In other business, the council:
• discussed the possible joint project with the Mid-Prairie School District that could see a new gym at the middle school and a new community center for the city. Martin Gardener Architecture of Marion has worked on the preliminary plans for the city and would continue with Phase 2 for $10,500. However, the council delayed any further action to — as council member Mark Robe noted — “see if Mid-Prairie is still on board.” Action for both sides had been halted until the M-P $10.6 million bond issue of April 1, which had no involvement with the proposed joint project. A committee meeting to discuss both sides’ positions will be held in June. Initially plans had included possibly housing the M-P Home School Assistance Program (HSAP) in a remodeled Kalona Community Center (a former M-P junior high that also houses the city hall). The HSAP instead will be a new five-classroom addition at the middle school.

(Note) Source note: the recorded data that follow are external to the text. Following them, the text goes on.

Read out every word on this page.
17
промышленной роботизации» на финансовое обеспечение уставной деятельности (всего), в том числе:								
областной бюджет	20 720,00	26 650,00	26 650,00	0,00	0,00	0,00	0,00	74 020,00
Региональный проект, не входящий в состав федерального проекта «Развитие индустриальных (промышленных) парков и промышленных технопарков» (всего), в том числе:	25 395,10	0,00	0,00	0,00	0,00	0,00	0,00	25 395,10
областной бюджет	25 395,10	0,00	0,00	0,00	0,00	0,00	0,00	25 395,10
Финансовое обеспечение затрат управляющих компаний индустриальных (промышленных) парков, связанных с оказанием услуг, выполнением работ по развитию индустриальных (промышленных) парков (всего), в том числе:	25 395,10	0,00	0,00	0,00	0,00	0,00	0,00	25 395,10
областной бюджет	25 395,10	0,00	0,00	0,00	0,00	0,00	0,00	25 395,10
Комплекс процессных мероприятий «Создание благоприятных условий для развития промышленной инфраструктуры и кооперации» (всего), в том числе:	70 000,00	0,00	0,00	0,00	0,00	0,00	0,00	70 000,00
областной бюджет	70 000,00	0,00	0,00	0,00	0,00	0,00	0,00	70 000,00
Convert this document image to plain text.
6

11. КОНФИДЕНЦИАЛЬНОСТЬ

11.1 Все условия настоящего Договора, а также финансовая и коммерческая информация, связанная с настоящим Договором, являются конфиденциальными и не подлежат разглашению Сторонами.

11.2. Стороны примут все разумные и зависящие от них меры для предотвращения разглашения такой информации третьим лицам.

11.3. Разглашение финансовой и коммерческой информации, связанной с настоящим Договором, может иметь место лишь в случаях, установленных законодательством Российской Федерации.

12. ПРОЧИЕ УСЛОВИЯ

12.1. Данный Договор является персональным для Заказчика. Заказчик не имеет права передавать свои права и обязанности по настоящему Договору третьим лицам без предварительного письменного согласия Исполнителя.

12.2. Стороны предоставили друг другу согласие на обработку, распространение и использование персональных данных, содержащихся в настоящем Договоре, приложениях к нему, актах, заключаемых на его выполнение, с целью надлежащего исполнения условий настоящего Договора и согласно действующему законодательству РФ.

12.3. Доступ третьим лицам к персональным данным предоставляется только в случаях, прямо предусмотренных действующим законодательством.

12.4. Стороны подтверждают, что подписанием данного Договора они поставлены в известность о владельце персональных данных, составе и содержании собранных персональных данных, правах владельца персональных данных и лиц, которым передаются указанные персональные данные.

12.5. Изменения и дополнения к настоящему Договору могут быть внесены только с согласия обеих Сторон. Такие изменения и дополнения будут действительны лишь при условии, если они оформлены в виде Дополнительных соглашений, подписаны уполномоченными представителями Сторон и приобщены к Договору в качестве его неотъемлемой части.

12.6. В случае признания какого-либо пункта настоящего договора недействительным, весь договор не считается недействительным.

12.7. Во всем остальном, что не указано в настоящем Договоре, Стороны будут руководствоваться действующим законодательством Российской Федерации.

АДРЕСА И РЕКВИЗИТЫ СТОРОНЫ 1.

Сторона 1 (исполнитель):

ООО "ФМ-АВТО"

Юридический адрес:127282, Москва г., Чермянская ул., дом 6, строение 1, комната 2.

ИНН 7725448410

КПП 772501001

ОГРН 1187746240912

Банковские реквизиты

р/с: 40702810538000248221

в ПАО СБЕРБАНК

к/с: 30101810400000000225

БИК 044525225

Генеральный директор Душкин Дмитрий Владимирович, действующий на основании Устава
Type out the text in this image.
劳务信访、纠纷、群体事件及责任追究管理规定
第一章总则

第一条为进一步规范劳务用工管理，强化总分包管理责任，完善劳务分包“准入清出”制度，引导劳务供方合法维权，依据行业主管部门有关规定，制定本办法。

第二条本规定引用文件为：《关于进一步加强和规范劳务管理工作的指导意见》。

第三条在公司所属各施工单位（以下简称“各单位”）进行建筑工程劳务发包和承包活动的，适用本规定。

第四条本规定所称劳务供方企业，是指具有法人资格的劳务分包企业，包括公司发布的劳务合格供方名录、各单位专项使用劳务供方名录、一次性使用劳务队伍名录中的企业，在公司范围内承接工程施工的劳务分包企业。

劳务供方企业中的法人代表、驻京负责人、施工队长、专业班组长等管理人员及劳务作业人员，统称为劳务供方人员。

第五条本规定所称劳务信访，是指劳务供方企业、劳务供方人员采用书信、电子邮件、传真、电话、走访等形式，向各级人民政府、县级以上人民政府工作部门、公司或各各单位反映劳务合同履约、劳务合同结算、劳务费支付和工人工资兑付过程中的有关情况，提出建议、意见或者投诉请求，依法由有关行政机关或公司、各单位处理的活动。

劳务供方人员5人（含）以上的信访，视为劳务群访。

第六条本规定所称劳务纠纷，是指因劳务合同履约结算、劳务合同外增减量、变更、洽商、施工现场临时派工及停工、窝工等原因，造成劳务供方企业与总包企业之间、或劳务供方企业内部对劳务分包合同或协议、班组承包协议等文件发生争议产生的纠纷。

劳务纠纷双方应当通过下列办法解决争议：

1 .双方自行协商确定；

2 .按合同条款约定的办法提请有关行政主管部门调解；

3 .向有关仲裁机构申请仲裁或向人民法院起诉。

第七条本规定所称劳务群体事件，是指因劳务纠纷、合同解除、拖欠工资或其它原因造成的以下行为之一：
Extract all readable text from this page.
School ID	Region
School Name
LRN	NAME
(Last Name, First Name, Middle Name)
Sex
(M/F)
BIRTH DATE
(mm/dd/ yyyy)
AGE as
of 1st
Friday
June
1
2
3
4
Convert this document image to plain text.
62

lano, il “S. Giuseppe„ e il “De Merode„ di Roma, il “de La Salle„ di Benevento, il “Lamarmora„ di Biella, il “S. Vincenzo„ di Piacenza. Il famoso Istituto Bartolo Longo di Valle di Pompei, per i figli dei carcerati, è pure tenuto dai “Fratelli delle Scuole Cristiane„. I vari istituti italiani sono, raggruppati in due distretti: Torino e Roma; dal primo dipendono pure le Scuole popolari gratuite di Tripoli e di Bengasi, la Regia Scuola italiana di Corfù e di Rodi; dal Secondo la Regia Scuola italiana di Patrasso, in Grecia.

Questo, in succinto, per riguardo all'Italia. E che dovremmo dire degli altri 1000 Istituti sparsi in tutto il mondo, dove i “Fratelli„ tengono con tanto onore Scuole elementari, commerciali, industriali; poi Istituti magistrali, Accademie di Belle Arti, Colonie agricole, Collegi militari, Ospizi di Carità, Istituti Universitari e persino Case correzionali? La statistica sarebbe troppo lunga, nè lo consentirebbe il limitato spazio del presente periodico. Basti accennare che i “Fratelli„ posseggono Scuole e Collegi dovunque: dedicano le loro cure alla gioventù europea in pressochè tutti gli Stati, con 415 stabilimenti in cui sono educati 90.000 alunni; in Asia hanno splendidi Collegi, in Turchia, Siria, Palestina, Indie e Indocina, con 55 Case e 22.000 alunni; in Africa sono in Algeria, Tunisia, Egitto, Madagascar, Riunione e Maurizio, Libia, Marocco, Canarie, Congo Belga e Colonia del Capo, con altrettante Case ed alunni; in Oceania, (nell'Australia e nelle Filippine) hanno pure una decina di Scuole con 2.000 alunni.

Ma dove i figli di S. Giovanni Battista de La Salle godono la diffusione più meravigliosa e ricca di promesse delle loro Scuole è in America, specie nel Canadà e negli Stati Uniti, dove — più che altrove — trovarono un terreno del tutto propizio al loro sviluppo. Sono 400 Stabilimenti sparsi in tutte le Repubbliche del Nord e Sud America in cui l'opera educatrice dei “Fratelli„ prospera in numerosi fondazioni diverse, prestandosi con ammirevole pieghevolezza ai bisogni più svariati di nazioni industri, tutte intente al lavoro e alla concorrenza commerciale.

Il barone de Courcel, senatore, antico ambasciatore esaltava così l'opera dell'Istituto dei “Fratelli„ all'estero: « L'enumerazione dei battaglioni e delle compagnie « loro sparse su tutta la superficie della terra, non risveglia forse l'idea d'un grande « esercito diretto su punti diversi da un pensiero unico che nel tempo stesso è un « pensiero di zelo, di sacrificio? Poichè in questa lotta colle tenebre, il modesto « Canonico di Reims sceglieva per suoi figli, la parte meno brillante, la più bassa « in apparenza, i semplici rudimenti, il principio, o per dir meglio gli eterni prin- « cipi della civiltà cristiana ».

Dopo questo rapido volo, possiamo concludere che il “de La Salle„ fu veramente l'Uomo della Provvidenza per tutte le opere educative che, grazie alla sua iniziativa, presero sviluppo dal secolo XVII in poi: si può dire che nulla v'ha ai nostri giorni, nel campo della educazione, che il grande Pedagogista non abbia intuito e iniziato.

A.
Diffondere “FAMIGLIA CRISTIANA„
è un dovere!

Mayor Ken Herington said, he had really wanted “to see the home school here,” and called the change “a major mistake.” A key issue was district ownership of the property;
• approved a three-year contract to continue auditing services with Gronewold, Bell, Kyhnn and Company at $9,600 annually;
• approved a resolution to amend the financing agreement between the city and the Iowa Finance Authority that will drop Kalona’s interest rate from 3 percent to 1.75 percent for the $503,000 Sewer Revenue Capital Loan note;
• learned that the Safe Routes to School program is under way. It is a partnership among the school, the city, and the county Public Health Department, funded by grants;
• learned that the municipal pool opens May 24; and
• learned there will be repairs made to the existing recreational facilities in the community center.